Br. Marco Fabello, of the Fatebenefratelli, posed a searing question: when did the world become aware of Ebola? Why since the first explosion of Ebola in the middle of the 1990s, has nobody – or very few people – tried to find answers at the level of a vaccine to the virus or to plan for the future? This only happened when Ebola hit Westerners! This question has to be addressed. There have been deaths not only amongst the local populations but also amongst those who have cared for them: this is the exaltation of gratuitousness; it is the completion of a baptismal and religious consecration.
Msgr. Robert Vitillo, the delegate of Caritas Internationalis, Geneva, and the delegate for health and HIV, once again drew attention to the need for prevention with a view to the reopening of religious and civic hospitals. It is necessary to inform the population and implement basic measures of precaution and prevention. The WHO (World Health Organisation) is very much involved in the Ebola emergency and seeks to provide immediate information to national governments about the development of the epidemic. However, the aim is to support but not to supplant national governments. The problem is that the governments of the countries in question have very weak and frail organisational and political structures. Liberia and Sierra Leone are poor countries which have just come out of civil wars and they lack economic and technical resources. He complained about the lack of true information in the West: the Western world and Western information are very much folded in on the few cases of contagion in the West, thereby running the risk of not making people aware on a broad scale of the tragedy that is taking place in Africa. Brother Marco communicated the intention of his religious Order to reopen the hospital in Sierra Leone, but it is necessary to better define the assessment and prioritising of patients as regards admission in order to reduce the possibility of the contagion of other patients and those health-care workers who work in direct contact with patients.
In the West Ebola is spoken about but because of fear, self-referential fear, fear that diverts our gaze from the real tragedy of Africa: it diverts our gaze from the fact that the number of deaths caused by other tropical diseases has increased, people die at childbirth, there is a lack of foodstuffs and those that are available are increasingly expensive. It should be pointed out that the real focus of the Ebola emergency is not Europe but Africa!

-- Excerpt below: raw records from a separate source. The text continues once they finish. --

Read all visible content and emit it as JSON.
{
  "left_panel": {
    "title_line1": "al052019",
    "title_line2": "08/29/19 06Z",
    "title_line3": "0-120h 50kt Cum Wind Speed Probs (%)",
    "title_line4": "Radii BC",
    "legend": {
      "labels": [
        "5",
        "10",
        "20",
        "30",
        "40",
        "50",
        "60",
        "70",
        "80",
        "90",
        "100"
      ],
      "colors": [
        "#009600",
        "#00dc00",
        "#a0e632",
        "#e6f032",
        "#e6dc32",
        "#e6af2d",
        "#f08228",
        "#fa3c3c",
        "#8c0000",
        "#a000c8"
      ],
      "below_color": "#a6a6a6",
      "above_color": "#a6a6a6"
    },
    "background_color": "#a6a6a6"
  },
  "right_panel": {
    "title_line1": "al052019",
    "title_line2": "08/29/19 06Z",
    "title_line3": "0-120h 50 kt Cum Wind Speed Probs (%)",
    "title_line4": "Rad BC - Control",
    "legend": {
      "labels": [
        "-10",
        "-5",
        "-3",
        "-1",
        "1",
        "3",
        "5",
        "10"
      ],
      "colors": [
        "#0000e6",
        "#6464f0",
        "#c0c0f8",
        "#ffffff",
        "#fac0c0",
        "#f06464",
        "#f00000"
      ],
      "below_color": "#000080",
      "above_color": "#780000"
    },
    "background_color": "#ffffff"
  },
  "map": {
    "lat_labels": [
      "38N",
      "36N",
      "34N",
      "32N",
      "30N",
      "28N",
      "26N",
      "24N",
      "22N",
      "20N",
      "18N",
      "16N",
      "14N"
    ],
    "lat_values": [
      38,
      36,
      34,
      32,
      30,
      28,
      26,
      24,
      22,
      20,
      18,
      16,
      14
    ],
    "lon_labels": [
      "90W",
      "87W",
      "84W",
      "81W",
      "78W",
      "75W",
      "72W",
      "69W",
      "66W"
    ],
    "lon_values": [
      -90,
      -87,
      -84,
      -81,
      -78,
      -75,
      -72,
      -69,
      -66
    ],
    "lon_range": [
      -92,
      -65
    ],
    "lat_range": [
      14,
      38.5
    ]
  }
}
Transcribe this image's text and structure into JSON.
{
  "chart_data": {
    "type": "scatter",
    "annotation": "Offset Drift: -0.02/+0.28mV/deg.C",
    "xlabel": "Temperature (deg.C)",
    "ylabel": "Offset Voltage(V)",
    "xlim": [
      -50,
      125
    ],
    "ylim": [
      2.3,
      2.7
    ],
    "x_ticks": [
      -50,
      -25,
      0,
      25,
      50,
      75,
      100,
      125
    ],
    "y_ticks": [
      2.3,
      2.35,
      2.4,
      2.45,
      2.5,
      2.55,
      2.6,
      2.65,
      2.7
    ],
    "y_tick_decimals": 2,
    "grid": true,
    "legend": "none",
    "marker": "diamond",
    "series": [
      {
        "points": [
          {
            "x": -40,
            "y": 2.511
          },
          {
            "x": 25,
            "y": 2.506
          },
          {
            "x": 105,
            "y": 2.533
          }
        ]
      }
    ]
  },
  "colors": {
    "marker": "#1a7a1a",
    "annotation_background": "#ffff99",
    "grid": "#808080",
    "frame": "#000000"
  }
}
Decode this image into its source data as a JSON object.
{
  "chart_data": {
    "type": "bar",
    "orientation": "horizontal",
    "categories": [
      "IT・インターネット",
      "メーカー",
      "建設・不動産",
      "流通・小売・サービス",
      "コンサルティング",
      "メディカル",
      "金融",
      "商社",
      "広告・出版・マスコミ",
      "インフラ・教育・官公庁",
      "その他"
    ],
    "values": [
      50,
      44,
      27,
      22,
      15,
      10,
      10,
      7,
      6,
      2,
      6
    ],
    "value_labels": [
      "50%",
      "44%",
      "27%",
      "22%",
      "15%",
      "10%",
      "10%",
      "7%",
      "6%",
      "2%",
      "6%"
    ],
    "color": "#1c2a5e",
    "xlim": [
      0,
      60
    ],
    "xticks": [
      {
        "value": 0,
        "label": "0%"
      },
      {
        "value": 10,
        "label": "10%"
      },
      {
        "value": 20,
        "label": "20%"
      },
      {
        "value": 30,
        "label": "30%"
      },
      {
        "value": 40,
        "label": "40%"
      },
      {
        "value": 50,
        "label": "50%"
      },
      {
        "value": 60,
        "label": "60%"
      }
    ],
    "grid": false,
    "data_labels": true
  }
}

In addition, international attention and sensitivity should be kept at a high level when the floodlights of the mass media are turned off. Ebola will end but it will leave behind it devastated communities, social and civil structures that are more fragmented than ever before, and it will be necessary to go on sustaining these communities, supporting them, and raising their standards.
We now have to go from ideas, from feelings and from strong and involving testimonies to the facts and to concrete projects! We ask help and cooperation from everyone, together with the spiritual support of friendship and prayer!